Question

tan⁻¹(acosx-bsinx/bcosx+asinx)=tan⁻¹(a/b) - x, - π/2 < x < π/2,a/b tanx > -1,Prove it

Answer 1

we have to prove that,

tan⁻¹(acosx-bsinx/bcosx+asinx)=tan⁻¹(a/b) - x, where -π/2 < x < π/2 , a/b tanx > -1

Let tan⁻¹(a/b) - x = A .........(1)

⇒tan⁻¹(a/b) = x + A

⇒a/b = tan(x + A)

⇒a/b = (tanx + tanA)/(1 - tanx.tanA)

⇒a - atanx.tanA = btanx + btanA

⇒a - btanx = btanA + atanx.tanA

⇒(a - btanx) = tanA(b + atanx)

⇒(a - btanx)/(b + atanx) = tanA

putting, tanx = sinx/cosx

⇒(acosx - bsinx)/(bcosx + asinx) = tanA

⇒tan⁻¹ [(acosx - bsinx)/(bcosx + asinx)] = A ........(2)

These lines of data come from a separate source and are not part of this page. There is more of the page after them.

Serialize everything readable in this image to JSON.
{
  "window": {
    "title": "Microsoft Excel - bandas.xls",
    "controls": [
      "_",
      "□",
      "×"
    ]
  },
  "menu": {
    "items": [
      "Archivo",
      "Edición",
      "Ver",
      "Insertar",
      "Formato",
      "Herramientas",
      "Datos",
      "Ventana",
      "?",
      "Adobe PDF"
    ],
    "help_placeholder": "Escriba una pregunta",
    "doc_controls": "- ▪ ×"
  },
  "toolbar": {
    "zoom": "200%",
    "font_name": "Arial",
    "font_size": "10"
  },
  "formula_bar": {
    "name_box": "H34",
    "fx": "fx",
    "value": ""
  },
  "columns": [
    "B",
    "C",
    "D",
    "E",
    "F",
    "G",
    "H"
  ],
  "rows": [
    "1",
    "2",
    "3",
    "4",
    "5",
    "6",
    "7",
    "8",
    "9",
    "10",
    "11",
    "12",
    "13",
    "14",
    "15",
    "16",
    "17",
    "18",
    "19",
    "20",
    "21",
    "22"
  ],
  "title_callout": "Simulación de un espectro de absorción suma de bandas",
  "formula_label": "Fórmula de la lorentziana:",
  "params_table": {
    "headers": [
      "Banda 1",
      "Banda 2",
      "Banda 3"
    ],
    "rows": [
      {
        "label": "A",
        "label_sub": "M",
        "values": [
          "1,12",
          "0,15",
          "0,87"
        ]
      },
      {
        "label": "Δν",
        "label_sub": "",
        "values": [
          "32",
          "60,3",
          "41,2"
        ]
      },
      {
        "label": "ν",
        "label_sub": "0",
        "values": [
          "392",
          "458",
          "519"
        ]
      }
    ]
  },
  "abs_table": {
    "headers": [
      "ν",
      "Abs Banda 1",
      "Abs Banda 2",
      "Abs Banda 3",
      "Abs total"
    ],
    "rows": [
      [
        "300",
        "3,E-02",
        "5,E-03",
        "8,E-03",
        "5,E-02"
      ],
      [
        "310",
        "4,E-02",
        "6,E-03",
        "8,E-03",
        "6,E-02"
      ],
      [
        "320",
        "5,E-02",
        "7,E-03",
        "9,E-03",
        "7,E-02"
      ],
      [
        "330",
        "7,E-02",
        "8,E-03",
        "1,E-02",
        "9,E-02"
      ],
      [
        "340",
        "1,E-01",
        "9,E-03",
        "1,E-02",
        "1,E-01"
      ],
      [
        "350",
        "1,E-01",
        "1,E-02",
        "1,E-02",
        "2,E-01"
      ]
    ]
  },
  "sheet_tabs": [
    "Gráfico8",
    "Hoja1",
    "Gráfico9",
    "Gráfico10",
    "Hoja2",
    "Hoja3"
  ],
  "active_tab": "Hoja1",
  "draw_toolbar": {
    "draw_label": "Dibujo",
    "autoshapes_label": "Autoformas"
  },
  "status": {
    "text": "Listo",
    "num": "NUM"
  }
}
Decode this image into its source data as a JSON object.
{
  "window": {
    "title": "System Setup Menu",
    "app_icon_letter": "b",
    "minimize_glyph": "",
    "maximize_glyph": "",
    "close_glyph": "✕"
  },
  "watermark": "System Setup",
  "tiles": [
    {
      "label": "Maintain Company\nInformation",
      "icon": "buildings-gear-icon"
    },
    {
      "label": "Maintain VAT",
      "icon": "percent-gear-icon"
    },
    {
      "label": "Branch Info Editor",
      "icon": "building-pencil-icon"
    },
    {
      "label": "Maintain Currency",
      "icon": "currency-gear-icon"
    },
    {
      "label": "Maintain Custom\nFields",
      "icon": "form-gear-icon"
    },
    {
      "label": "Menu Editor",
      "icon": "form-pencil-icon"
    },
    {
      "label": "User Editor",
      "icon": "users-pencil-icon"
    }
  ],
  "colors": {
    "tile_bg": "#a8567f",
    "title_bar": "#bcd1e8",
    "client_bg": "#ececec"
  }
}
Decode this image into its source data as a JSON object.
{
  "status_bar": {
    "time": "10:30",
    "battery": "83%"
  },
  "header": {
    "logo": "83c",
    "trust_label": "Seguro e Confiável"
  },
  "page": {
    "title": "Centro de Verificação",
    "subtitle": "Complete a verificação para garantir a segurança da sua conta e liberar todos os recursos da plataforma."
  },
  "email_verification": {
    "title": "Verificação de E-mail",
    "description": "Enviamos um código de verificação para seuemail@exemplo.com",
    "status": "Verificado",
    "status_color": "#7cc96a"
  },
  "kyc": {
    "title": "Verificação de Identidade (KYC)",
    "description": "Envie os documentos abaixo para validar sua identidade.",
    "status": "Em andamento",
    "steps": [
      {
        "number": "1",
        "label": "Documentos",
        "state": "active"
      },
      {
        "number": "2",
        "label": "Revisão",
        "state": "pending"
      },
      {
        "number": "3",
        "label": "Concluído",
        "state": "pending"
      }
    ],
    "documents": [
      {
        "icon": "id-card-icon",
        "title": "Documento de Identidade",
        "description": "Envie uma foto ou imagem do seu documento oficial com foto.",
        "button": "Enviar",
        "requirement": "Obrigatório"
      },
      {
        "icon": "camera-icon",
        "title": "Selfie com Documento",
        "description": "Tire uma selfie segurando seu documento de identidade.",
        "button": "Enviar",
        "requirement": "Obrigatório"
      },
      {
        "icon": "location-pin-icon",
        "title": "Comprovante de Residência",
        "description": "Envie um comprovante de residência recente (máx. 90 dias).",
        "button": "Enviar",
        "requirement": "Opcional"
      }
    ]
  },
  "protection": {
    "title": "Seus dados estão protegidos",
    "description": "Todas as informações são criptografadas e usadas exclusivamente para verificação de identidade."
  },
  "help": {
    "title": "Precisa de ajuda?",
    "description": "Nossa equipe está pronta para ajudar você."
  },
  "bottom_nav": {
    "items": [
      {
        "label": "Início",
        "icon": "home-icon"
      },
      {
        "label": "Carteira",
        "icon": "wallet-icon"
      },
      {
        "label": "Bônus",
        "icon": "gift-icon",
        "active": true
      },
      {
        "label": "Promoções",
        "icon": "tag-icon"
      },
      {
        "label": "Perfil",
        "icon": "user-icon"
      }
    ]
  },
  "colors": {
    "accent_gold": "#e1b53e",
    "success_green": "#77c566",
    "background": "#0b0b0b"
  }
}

from equations (1) and (2),

tan⁻¹[(acosx-bsinx)/(bcosx+asinx)]=tan⁻¹(a/b) - x [ proved]

Answer 2

Answer:

${tan}^{ - 1} ( \frac{acosx - bsinx}{bcosx + asinx} ) \\ \\ = {tan}^{ - 1} ( \frac{ \frac{acosx - bsinx}{bcosx} }{ \frac{bcosx + asinx}{bcosx} } ) \\ \\ = {tan}^{ - 1} ( \frac{ \frac{a}{b} - tanx }{1 + \frac{a}{b}tanx } ) \\ \\ = {tan}^{ - 1} \frac{a}{b} - {tan}^{ - 1} tanx \\ \\ = {tan}^{ - 1} \frac{a}{b} - x$